Analysts at the Swiss bank said in a Sept. 4 note that the piercing decline on Wall Street on Tuesday did not ease market concerns about negative seasonal patterns in September over the past decade.
U.S. payrolls data for August is due out on Friday, bringing back memories of markets’ stinging reaction to faint July payrolls in early August and the subsequent slump that sent the index soaring to 70.
The move also coincided with a classic raise in carry and beta trading in the FX market, with the JPY and CHF outperforming and the AUD underperforming the USD despite offering less carry at the time.
“However, the difference now is that while the VIX fell to 15 in late August, implied currency volatility in classic carry pairs remained relatively high and signs of new position building were limited,” UBS added.
“We suspect this means any potential run-up in the currency market will be more limited this time around, even if weak US data again leads to significant weakness in equities and lower US interest rates.”
As such, while the USD could also see a short-term bounce due to its own positive seasonal patterns following the piercing sell-off in July and August, “we would expect this to be corrective rather than sustained in the G10 space, and more likely to be a function of US data beating expectations rather than the result of a ‘risk-off’ setback.”

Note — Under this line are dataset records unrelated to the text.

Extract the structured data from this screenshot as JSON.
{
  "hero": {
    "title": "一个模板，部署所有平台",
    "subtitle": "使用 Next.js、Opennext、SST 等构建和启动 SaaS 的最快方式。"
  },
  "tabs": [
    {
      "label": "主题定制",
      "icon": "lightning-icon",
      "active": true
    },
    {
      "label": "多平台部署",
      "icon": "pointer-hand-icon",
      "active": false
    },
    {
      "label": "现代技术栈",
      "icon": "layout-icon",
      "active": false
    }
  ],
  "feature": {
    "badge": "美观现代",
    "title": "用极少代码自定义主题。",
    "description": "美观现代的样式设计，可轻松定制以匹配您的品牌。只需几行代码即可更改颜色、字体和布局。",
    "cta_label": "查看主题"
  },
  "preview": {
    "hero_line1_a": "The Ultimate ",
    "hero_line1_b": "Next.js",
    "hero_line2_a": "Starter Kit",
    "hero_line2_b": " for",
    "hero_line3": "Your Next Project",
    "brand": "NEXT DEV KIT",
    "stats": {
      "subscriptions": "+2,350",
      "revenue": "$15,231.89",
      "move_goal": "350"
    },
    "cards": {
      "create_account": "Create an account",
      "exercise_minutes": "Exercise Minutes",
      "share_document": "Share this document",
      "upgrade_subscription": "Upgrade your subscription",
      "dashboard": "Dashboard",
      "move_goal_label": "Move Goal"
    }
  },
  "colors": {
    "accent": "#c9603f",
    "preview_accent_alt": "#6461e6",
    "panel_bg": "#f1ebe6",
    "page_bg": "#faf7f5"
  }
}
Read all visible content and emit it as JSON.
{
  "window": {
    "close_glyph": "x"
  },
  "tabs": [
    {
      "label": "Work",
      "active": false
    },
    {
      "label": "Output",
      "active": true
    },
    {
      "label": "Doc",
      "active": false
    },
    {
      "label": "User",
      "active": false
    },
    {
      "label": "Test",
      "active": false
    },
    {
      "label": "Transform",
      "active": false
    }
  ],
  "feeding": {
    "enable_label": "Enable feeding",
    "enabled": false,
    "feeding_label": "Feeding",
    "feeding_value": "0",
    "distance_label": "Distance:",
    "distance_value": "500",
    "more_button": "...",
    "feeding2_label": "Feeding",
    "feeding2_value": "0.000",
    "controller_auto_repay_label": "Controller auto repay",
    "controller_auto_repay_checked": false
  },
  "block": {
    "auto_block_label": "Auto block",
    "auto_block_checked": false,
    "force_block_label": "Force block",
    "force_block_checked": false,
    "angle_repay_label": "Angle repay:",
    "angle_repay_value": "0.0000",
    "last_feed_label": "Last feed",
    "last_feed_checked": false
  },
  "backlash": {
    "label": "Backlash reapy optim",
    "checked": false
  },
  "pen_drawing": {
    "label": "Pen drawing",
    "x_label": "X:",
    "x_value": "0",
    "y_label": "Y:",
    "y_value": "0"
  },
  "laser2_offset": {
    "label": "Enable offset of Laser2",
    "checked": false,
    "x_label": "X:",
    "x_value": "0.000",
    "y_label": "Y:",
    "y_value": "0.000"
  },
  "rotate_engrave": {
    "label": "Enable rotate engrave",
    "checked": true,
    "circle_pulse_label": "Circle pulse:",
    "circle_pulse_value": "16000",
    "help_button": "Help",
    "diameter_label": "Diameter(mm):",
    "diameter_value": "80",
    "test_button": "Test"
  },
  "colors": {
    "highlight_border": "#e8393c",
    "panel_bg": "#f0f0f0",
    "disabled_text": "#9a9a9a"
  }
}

As a result, the Swiss bank is using this opportunity to further lower its USD forecasts for the end of 2024 and 2025 and recommends using the correction we expect this month to prepare for further structural USD weakening later on.
“Specifically, we forecast EUR/USD to trade at 1.12 by year-end and 1.15 by year-end 2025, with the primary reason for the revision being a decline in ‘US exceptionalism’ rather than renewed enthusiasm for the EUR,” UBS said.
“We remain bearish on the EUR in most other cross pairs. We argue that political risk in both the US and Europe is unlikely to be a key factor until there is much greater clarity, leaving traditional macroeconomics to play a role.”